Ele é um dos 23 integrantes da comitiva que acompanhou Bolsonaro na viagem aos Estados Unidos no começo do mês e contraiu o vírus.
Trad revelou que teve febre alta e sentiu muito cansaço. “A febre não baixava, ficava em 38,5º, mesmo com a dipirona”, relembrou. “Isso é o sinal amarelo, foi quando eu assustei”. O médico o encaminhou para o hospital e ele passou cinco dias internado na unidade do Sírio Libanês, em Brasília, dois deles na Unidade de Terapia Intensiva (UTI).

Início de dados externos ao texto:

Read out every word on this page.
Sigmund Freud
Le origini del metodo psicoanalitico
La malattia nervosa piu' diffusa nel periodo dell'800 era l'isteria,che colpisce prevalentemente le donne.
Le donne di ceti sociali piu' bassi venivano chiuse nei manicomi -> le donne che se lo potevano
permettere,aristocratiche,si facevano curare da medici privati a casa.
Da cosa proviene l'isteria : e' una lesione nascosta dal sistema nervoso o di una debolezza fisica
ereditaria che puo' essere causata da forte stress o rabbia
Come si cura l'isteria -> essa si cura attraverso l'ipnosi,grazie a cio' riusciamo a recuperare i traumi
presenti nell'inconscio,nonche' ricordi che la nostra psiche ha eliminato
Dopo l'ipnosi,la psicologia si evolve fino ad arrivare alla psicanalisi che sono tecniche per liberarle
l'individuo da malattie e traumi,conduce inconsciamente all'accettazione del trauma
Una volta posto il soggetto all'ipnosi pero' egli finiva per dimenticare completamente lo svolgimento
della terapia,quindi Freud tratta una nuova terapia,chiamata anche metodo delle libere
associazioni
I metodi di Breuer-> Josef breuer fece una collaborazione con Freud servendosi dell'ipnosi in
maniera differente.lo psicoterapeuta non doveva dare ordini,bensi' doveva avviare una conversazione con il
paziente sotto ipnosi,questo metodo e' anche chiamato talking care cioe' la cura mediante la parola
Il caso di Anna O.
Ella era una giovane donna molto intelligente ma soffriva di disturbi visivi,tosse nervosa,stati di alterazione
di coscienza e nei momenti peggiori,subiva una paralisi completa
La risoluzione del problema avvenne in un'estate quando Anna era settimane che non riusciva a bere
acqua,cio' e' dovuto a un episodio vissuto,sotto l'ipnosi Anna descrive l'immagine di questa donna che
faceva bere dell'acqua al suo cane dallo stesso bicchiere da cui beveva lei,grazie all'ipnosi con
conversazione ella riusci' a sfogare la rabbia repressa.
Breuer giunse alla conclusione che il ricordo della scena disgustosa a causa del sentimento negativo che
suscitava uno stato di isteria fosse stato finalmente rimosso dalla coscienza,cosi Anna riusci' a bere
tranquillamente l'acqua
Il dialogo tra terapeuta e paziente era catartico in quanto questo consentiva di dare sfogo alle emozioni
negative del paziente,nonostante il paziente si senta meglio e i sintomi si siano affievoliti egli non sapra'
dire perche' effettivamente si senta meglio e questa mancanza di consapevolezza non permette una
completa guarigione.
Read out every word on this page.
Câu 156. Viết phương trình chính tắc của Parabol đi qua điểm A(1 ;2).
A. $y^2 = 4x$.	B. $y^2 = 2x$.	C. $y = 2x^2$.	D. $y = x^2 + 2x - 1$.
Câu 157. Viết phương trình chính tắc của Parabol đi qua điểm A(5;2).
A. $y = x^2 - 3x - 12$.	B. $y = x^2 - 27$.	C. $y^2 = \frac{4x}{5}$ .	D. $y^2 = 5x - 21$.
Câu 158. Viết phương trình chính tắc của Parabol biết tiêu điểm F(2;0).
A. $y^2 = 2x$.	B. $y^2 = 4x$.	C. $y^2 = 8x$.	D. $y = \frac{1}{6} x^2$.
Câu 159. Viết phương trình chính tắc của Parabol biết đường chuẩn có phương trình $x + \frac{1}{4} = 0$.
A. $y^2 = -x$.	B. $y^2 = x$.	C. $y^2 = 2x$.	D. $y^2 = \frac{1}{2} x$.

Trad e Mandetta integram a mesma família tradicional na política do Mato Grosso do Sul: o pai do senador é irmão da mãe do ministro. A parceria entre ambos vigorou pelos oito anos em que Trad comandou a Prefeitura de Campo Grande. Ele ressalva que Mandetta não foi nomeado pelos laços consanguíneos, mas por indicação das entidades médicas locais.
Trad é urologista, e Mandetta, ortopedista. Nenhum deles é infectologista, mas na prefeitura, enfrentaram epidemias complexas: dengue em 2006, Sars e leishmaniose. “Assim como o presidente Bolsonaro ouve o alerta dos economistas, ele deve escutar o ministro da Saúde, porque o Mandetta não está tirando isso [medidas de isolamento] da cabeça dele, é ciência, não é achismo”.
Mesmo assim, Trad contemporizou a escapada do presidente no domingo, em Brasília, quando deliberadamente se expôs, bem como aos populares com quem interagiu. “São os rompantes dele”. Para o senador, Bolsonaro está agindo como um “rádio que não está sintonizando bem”. Mas se ele deixar cada auxiliar atuar no seu quadrado, acredita que a crise possa ser controlada.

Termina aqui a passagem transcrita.